Stormy weather continues to frustrate winter crop harvest across Queensland and more broadly across eastern Australia.

Weekend storm activity unleashed heavy rain across the Darling Downs, western Downs and south to Goondiwindi. Farmers had already harvested most of the wheat and barley crops around Goondiwindi and the western Downs but many crops through the inner Downs were still to be cut.

Rainfalls totals were patchy ranging from 25mm with many areas receiving 50-60mm. Southwood received 92mm on Sunday with 50-60mm around Goondiwindi. Falls were lighter to the west of Goondiwindi with Boomi and Mungindi seeing 10-15mm.

Intense storms also dumped upwards of 50mm in a line from Miles, through Chinchilla, Dalby and through much of the inner Downs, extending into the Lockyer Valley.

Unsettled weather is forecast to continue with the chance of more heavy storms later in the week. Humid conditions will continue this week with another round of general storms expected on Thursday.

Northern NSW also received a general 30-80mm rain on the weekend which is expected to see further quality downgrading on unharvested crops.

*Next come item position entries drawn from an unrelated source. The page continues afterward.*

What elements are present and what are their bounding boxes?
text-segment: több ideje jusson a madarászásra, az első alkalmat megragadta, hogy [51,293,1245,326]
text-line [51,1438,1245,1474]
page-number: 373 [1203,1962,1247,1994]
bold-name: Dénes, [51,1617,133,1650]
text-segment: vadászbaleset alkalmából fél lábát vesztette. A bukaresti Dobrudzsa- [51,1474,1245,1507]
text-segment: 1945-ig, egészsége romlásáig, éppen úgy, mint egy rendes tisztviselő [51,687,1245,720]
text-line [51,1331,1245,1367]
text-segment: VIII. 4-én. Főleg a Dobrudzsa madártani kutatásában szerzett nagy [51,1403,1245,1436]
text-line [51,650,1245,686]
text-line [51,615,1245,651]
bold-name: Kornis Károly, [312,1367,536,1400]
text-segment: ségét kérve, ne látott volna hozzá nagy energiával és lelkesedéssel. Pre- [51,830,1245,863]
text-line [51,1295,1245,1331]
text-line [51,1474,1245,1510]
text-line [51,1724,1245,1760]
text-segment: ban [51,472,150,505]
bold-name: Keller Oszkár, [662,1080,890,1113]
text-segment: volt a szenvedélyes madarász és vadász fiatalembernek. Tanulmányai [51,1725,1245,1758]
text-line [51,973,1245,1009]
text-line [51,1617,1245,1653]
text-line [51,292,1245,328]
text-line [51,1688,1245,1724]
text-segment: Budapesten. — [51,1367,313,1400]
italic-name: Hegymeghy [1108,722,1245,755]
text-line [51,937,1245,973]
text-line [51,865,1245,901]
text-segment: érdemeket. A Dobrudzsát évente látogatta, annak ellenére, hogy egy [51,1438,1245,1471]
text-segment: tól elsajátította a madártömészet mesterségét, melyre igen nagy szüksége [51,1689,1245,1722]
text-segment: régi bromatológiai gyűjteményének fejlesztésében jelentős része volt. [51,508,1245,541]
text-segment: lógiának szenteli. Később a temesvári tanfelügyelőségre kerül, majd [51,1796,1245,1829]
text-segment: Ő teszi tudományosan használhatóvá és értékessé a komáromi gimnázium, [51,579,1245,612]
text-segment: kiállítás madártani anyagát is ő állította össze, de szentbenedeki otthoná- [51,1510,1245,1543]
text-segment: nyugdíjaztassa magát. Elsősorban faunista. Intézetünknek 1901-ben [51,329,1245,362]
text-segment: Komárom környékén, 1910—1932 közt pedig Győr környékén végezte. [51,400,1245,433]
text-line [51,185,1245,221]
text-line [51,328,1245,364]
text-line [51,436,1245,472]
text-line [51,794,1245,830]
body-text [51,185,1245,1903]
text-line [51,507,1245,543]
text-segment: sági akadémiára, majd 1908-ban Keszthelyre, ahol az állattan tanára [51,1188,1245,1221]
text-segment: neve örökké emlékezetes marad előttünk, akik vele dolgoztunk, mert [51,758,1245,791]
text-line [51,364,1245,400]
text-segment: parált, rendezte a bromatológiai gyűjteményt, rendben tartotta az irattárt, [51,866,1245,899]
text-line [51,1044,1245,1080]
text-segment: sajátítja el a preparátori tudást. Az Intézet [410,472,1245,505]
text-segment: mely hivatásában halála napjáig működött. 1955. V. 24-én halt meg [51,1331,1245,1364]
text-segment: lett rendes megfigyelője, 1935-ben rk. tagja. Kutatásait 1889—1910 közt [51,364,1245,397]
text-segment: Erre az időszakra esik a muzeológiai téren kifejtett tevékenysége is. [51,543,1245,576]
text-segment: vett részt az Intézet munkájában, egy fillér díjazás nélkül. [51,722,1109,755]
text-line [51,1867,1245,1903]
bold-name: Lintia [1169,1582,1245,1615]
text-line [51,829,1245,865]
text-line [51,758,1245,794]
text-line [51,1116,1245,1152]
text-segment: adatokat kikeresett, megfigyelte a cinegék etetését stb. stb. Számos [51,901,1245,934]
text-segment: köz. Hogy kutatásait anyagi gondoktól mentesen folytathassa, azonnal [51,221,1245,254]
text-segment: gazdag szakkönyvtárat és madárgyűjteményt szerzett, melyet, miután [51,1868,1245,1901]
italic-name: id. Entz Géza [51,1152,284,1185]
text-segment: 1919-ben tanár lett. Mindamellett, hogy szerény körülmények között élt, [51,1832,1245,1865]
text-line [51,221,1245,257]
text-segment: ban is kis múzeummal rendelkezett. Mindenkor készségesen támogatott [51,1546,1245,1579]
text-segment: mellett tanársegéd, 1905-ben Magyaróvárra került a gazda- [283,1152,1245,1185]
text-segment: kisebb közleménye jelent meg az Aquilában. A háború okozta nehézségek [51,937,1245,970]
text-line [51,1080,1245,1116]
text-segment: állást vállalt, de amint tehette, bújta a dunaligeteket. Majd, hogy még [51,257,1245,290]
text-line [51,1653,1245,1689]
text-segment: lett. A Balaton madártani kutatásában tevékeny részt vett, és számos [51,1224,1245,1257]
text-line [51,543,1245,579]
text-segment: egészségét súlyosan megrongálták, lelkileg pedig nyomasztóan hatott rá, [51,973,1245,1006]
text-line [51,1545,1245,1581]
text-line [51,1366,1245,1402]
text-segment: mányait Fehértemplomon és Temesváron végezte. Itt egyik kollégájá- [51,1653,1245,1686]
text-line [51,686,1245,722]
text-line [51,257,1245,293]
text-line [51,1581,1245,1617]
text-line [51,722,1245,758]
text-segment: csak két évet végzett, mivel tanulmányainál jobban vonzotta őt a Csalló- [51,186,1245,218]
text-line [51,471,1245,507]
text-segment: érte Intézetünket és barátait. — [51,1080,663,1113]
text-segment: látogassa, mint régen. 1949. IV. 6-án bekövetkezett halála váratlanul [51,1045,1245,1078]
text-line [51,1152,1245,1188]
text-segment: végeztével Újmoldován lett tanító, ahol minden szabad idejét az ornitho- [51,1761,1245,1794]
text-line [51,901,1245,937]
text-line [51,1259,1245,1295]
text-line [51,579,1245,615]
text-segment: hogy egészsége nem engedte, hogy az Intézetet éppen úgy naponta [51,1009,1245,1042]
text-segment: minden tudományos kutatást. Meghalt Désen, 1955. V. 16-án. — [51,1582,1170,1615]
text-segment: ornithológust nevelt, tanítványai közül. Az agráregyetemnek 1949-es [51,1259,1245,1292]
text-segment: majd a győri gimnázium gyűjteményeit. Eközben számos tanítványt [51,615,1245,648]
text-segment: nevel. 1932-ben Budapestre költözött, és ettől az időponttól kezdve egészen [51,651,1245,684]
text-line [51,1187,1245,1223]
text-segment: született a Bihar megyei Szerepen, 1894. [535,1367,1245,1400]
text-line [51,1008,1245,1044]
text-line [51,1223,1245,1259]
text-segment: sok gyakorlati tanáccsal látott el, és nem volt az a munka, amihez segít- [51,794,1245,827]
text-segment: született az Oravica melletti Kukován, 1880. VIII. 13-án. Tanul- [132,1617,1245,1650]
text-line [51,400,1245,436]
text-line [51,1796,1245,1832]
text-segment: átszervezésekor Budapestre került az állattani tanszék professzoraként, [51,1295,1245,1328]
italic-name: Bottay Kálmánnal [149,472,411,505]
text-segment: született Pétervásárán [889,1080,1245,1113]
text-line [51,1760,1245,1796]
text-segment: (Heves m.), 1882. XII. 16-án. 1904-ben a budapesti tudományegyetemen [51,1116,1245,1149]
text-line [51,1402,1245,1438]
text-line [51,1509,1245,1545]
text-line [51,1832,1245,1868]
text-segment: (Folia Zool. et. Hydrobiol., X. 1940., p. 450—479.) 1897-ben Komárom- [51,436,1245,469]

Last week's mostly dry weather allowed many farmers to wrap up the bulk of harvest before the weekend storms.

GrainCorp received 143,250 tonnes of grain into its Queensland storage network in the week to November 22, taking the total harvest deliveries above 1.5 million tonnes.

It was a similar situation in NSW where GrainCorp received move that 1.1mt of grain deliveries in the past week. It was comfortably the biggest week so far, in what's shaping up be a difficult harvest.

Grain quality has been holding up reasonably well, with less than expected quality downgrading so far, although the weekend rain is seen as the final straw for unharvested crops around Moree, Narrabri, and Gunnedah.

Domestic grain markets continued to strengthen as global wheat markets climb aided by uncertainty over the quality of the Australian wheat harvest.

ASX wheat futures have jumped more than $50 a tonne in the past four weeks in a mix of global strong prices and traders trying to manage quality risks. At the same time, farmer selling has stalled with the quality uncertainty.

However, the headline APW price only tells part of the story. Quality premiums for Hard and APH wheat above the base APW have surged higher in recent weeks while ASW, GP and feed wheat prices have plummeted.